The figures show the results of the DNS of a turbulent round jet without co-flow. A cross section of the velocity magnitude and the passive scalar concentration of the DNS can be observed in Figure 1. The highly accurate data generated by the DNS allows us to validate the scaling laws that have been derived. The jet scaling laws predict that all the higher moments can be calculated from the exponent of the first and second moment. Figure 2 shows that the exponents of the third up to the tenth moment indeed show great agreement with the theory. The scaling laws of the passive scalar show a similar result in Figure 3.

The large-scale simulations are currently conducted on SuperMUC-NG. The highly resolved data generated by the simulations enables us to investigate self-similar behavior up to an axial distance of 75 diameters from the inlet nozzle. The Nek5000 code allows us to efficiently run the simulation on 512 nodes in parallel. When the high moment statistics of the co-flow DNS are converged, we will also hope to validate the scaling laws of co-flow jets derived with Lie symmetry analysis.
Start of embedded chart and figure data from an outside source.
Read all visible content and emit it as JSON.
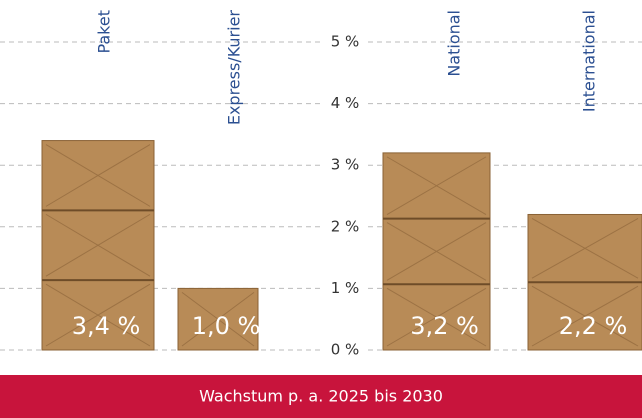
{
  "chart_data": {
    "type": "bar",
    "title": "Wachstum p. a. 2025 bis 2030",
    "categories": [
      "Paket",
      "Express/Kurier",
      "National",
      "International"
    ],
    "values": [
      3.4,
      1.0,
      3.2,
      2.2
    ],
    "value_labels": [
      "3,4 %",
      "1,0 %",
      "3,2 %",
      "2,2 %"
    ],
    "color": "#b88b57",
    "ylim": [
      0,
      5
    ],
    "yticks": [
      {
        "value": 0,
        "label": "0 %"
      },
      {
        "value": 1,
        "label": "1 %"
      },
      {
        "value": 2,
        "label": "2 %"
      },
      {
        "value": 3,
        "label": "3 %"
      },
      {
        "value": 4,
        "label": "4 %"
      },
      {
        "value": 5,
        "label": "5 %"
      }
    ],
    "grid": true
  }
}
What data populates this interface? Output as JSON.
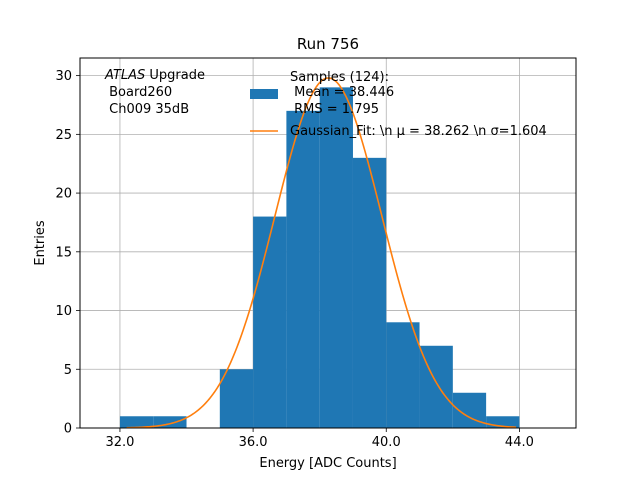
{
  "chart_data": {
    "type": "bar",
    "title": "Run 756",
    "xlabel": "Energy [ADC Counts]",
    "ylabel": "Entries",
    "xlim": [
      30.8,
      45.7
    ],
    "ylim": [
      0,
      31.5
    ],
    "xticks": [
      32.0,
      36.0,
      40.0,
      44.0
    ],
    "xtick_labels": [
      "32.0",
      "36.0",
      "40.0",
      "44.0"
    ],
    "yticks": [
      0,
      5,
      10,
      15,
      20,
      25,
      30
    ],
    "ytick_labels": [
      "0",
      "5",
      "10",
      "15",
      "20",
      "25",
      "30"
    ],
    "grid": true,
    "bin_edges": [
      32,
      33,
      34,
      35,
      36,
      37,
      38,
      39,
      40,
      41,
      42,
      43,
      44
    ],
    "counts": [
      1,
      1,
      0,
      5,
      18,
      27,
      29,
      23,
      9,
      7,
      3,
      1
    ],
    "bar_color": "#1f77b4",
    "fit": {
      "mu": 38.262,
      "sigma": 1.604,
      "amplitude": 29.8,
      "x_range": [
        32.2,
        43.9
      ],
      "color": "#ff7f0e"
    },
    "legend": {
      "placement": "upper-center",
      "entries": [
        {
          "label_lines": [
            "Samples (124):",
            " Mean = 38.446",
            " RMS = 1.795"
          ]
        },
        {
          "label": "Gaussian_Fit: \\n μ = 38.262 \\n σ=1.604"
        }
      ]
    },
    "annotation": {
      "italic": "ATLAS",
      "rest": " Upgrade",
      "lines": [
        " Board260",
        " Ch009 35dB"
      ]
    }
  }
}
Currently, both DNS are still running to extract statistics for the turbulent budgets. As soon as the turbulent round jet with and without co-flow are better understood, the research is planned to be extended onto different inlet conditions where we expect a higher influence of certain parameters in the scaling laws.

[2] Hoyas, Sergio, Oberlack, Martin, Alcántara-Ávila, Francisco, Kraheberger, Stefanie V. & Laux, Jonathan 2022 Wall turbulence at high friction Reynolds numbers. Phys. Rev. Fluids 7, 014602.

[3] Oberlack, Martin, Hoyas, Sergio, Kraheberger, Stefanie V., Alcántara-Ávila, Francisco, & Laux, Jonathan 2022 Turbulence Statistics of Arbitrary Moments of Wall-Bounded Shear Flows: A Symmetry Approach. Phys. Rev. Lett. 128, 024502.